Today, there are two neurosurgeons providing 24-hour coverage at a Carbondale hospital, and just a few miles east, Heartland Regional Medical Center in Marion welcomed a neurosurgeon of its own last month.

Can there be any doubt that the medical malpractice reform law is working the way in which it was intended?

Despite these successes, the Illinois Supreme Court could overturn the medical malpractice reform law in the near future. No one can accurately predict what the Court will do, but the last thing Illinois needs is another healthcare crisis.

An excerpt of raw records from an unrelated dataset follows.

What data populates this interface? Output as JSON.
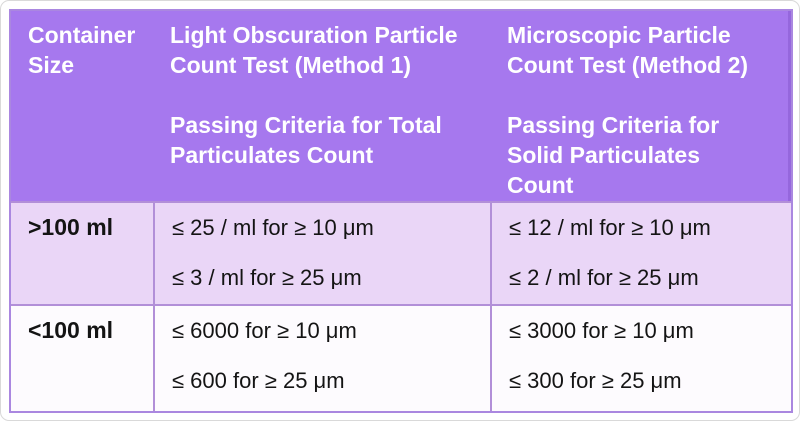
{
  "table": {
    "title_semantic": "Particulate matter passing criteria by container size",
    "header": {
      "container_size": "Container\nSize",
      "method1": "Light Obscuration Particle\nCount Test (Method 1)\n\nPassing Criteria for Total\nParticulates Count",
      "method2": "Microscopic Particle\nCount Test (Method 2)\n\nPassing Criteria for\nSolid Particulates\nCount"
    },
    "rows": [
      {
        "size": ">100 ml",
        "method1_criteria": "≤ 25 / ml for ≥ 10 μm\n\n≤ 3 / ml for ≥ 25 μm",
        "method2_criteria": "≤ 12 / ml for ≥ 10 μm\n\n≤ 2 / ml for ≥ 25 μm"
      },
      {
        "size": "<100 ml",
        "method1_criteria": "≤ 6000 for ≥ 10 μm\n\n≤ 600 for ≥ 25 μm",
        "method2_criteria": "≤ 3000 for ≥ 10 μm\n\n≤ 300 for ≥ 25 μm"
      }
    ],
    "colors": {
      "header_bg": "#a678ee",
      "row1_bg": "#ead6f7",
      "row2_bg": "#fdfbfe",
      "grid_border": "#b28fd8",
      "header_text": "#ffffff",
      "body_text": "#141414"
    }
  }
}
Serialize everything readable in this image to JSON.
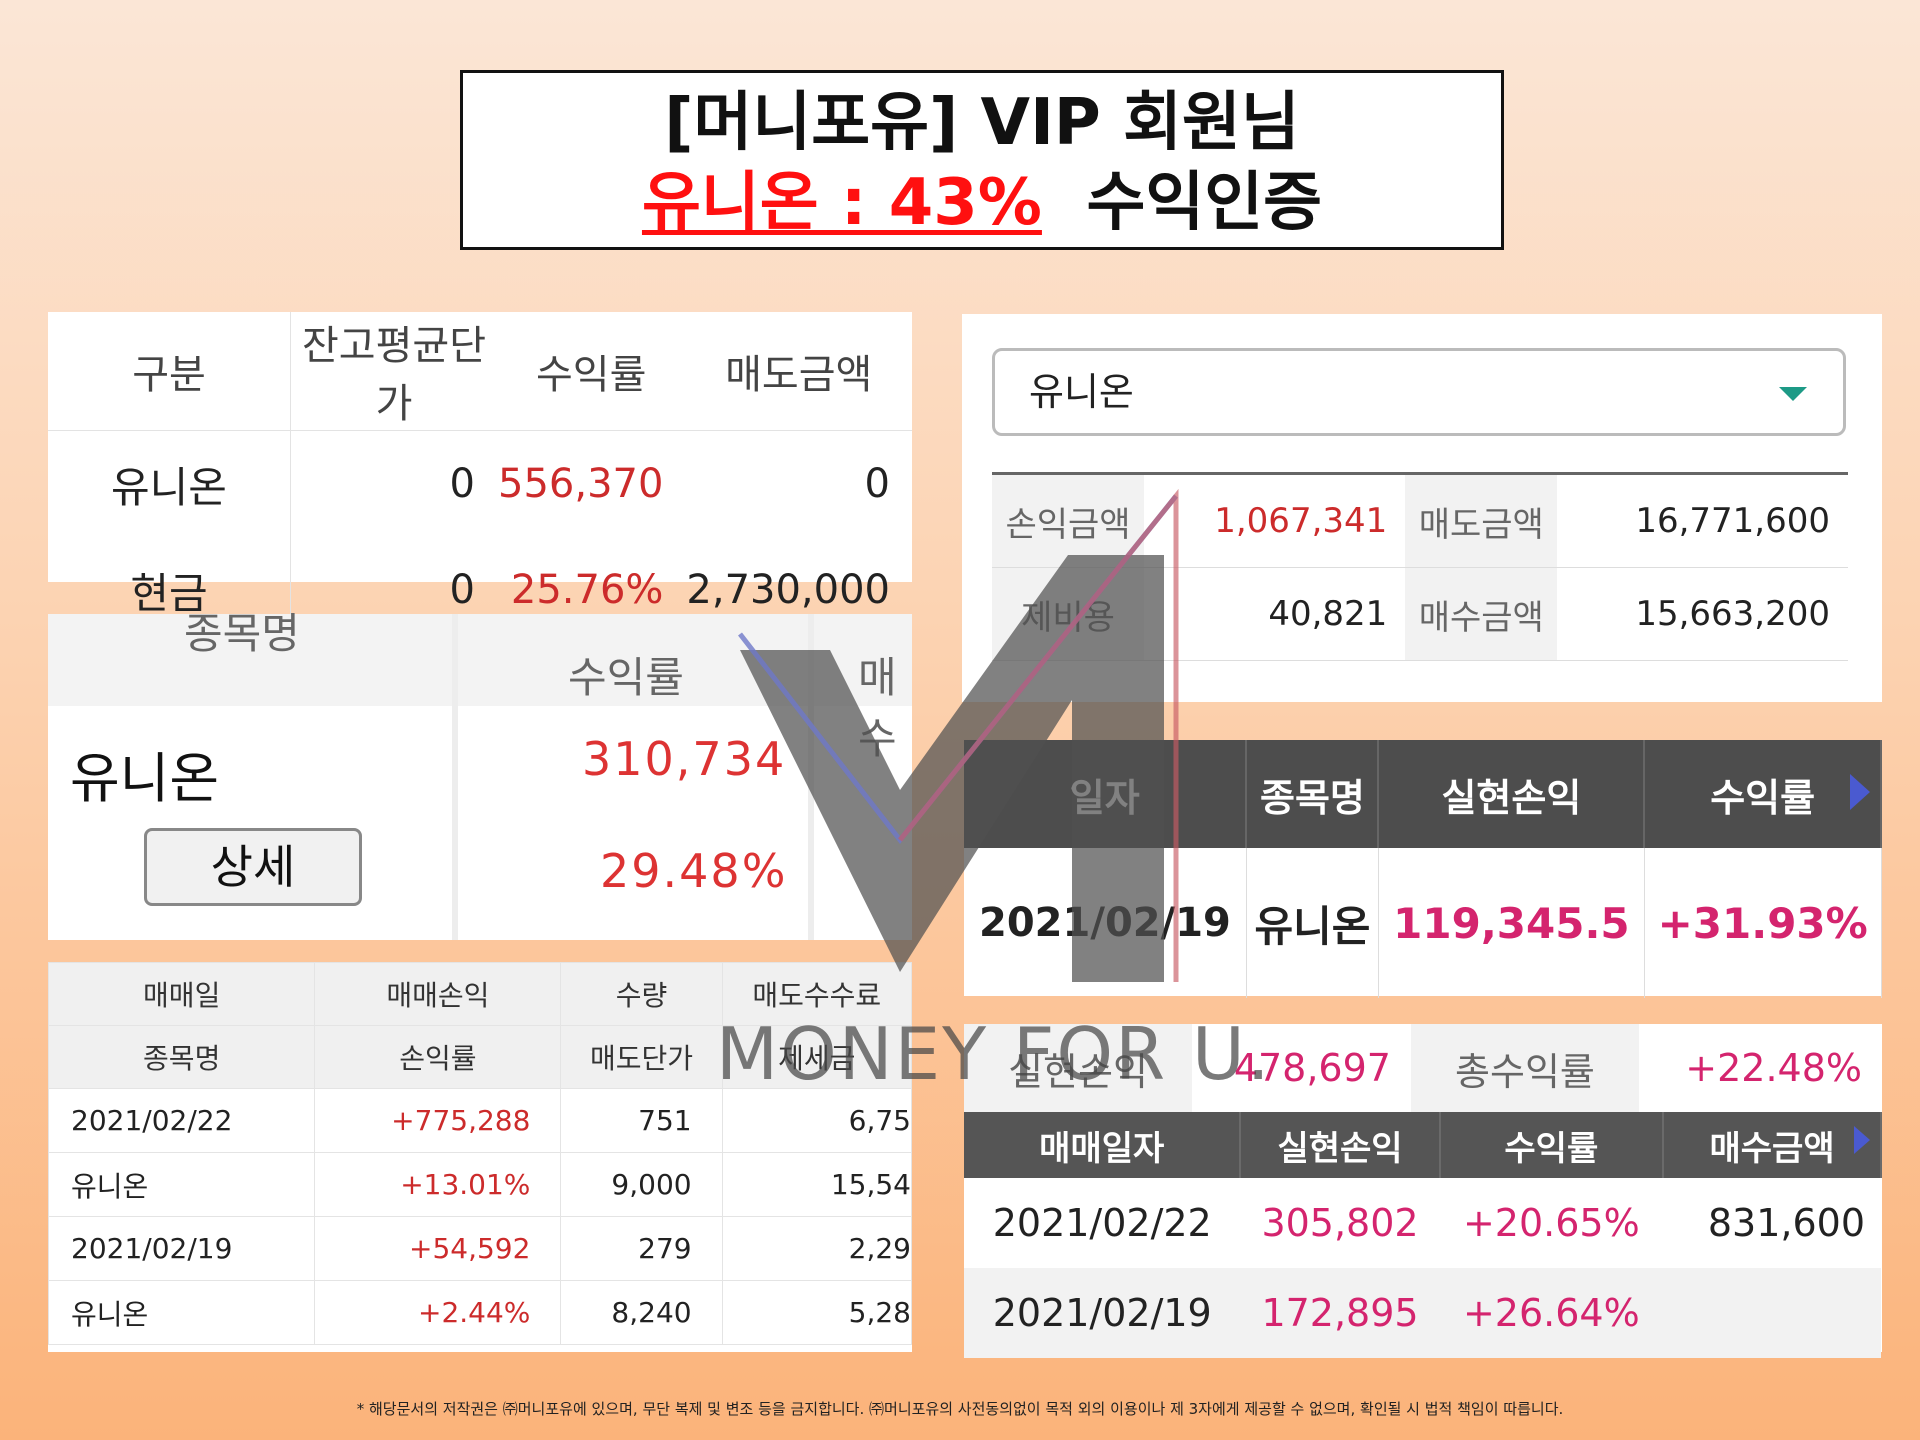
{
  "title": {
    "line1": "[머니포유] VIP 회원님",
    "line2_highlight": "유니온 : 43%",
    "line2_rest": "수익인증"
  },
  "panel_a": {
    "headers": [
      "구분",
      "잔고평균단가",
      "수익률",
      "매도금액"
    ],
    "rows": [
      [
        "유니온",
        "0",
        "556,370",
        "0"
      ],
      [
        "현금",
        "0",
        "25.76%",
        "2,730,000"
      ]
    ]
  },
  "panel_b": {
    "header_name": "종목명",
    "header_return": "수익률",
    "header_partial": "매수",
    "stock": "유니온",
    "detail_button": "상세",
    "value1": "310,734",
    "value2": "29.48%"
  },
  "panel_c": {
    "headers_row1": [
      "매매일",
      "매매손익",
      "수량",
      "매도수수료"
    ],
    "headers_row2": [
      "종목명",
      "손익률",
      "매도단가",
      "제세금"
    ],
    "rows": [
      [
        "2021/02/22",
        "+775,288",
        "751",
        "6,75"
      ],
      [
        "유니온",
        "+13.01%",
        "9,000",
        "15,54"
      ],
      [
        "2021/02/19",
        "+54,592",
        "279",
        "2,29"
      ],
      [
        "유니온",
        "+2.44%",
        "8,240",
        "5,28"
      ]
    ]
  },
  "panel_d": {
    "select_value": "유니온",
    "rows": [
      {
        "label1": "손익금액",
        "value1": "1,067,341",
        "label2": "매도금액",
        "value2": "16,771,600"
      },
      {
        "label1": "제비용",
        "value1": "40,821",
        "label2": "매수금액",
        "value2": "15,663,200"
      }
    ]
  },
  "panel_e": {
    "headers": [
      "일자",
      "종목명",
      "실현손익",
      "수익률"
    ],
    "row": [
      "2021/02/19",
      "유니온",
      "119,345.5",
      "+31.93%"
    ]
  },
  "panel_f": {
    "summary": {
      "label1": "실현손익",
      "value1": "478,697",
      "label2": "총수익률",
      "value2": "+22.48%"
    },
    "headers": [
      "매매일자",
      "실현손익",
      "수익률",
      "매수금액"
    ],
    "rows": [
      [
        "2021/02/22",
        "305,802",
        "+20.65%",
        "831,600"
      ],
      [
        "2021/02/19",
        "172,895",
        "+26.64%",
        ""
      ]
    ]
  },
  "watermark": {
    "text": "MONEY FOR U."
  },
  "footer": "* 해당문서의 저작권은 ㈜머니포유에 있으며, 무단 복제 및 변조 등을 금지합니다. ㈜머니포유의 사전동의없이 목적 외의 이용이나 제 3자에게 제공할 수 없으며, 확인될 시 법적 책임이 따릅니다.",
  "colors": {
    "accent_red": "#ff1010",
    "value_red": "#cc2b2b",
    "value_pink": "#d4246e",
    "dark_header": "#4d4d4d",
    "teal_arrow": "#1d9a86"
  }
}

As if the concern about the fate of the medical malpractice reform law were not enough, personal injury lawyers are quietly pushing a bill that could lead to a further hemorrhaging of jobs in Illinois. Specifically, Senate Bill 184 requires defendants in civil lawsuits to pay prejudgment interest on damage awards, and the clock starts ticking the moment the claim is filed.

Dubbed, the "Lawsuit Stimulus" bill, Senate Bill 184 would encourage more people to file lawsuits and would put more money into the pockets of personal injury lawyers and would make it more difficult to attract new jobs and opportunities to Illinois.

Illinois is already ranked 46th out of 50 states for judicial fairness according to a report from the Harris polling company. We simply cannot afford to make a bad problem even worse, and yet that is exactly what would happen if the Illinois Supreme Court rolls back the medical malpractice reform law and lawmakers pass SB 184.

It is time for Illinois residents to take a stand for fairness in our courts. The future of our healthcare and our economy depends on it.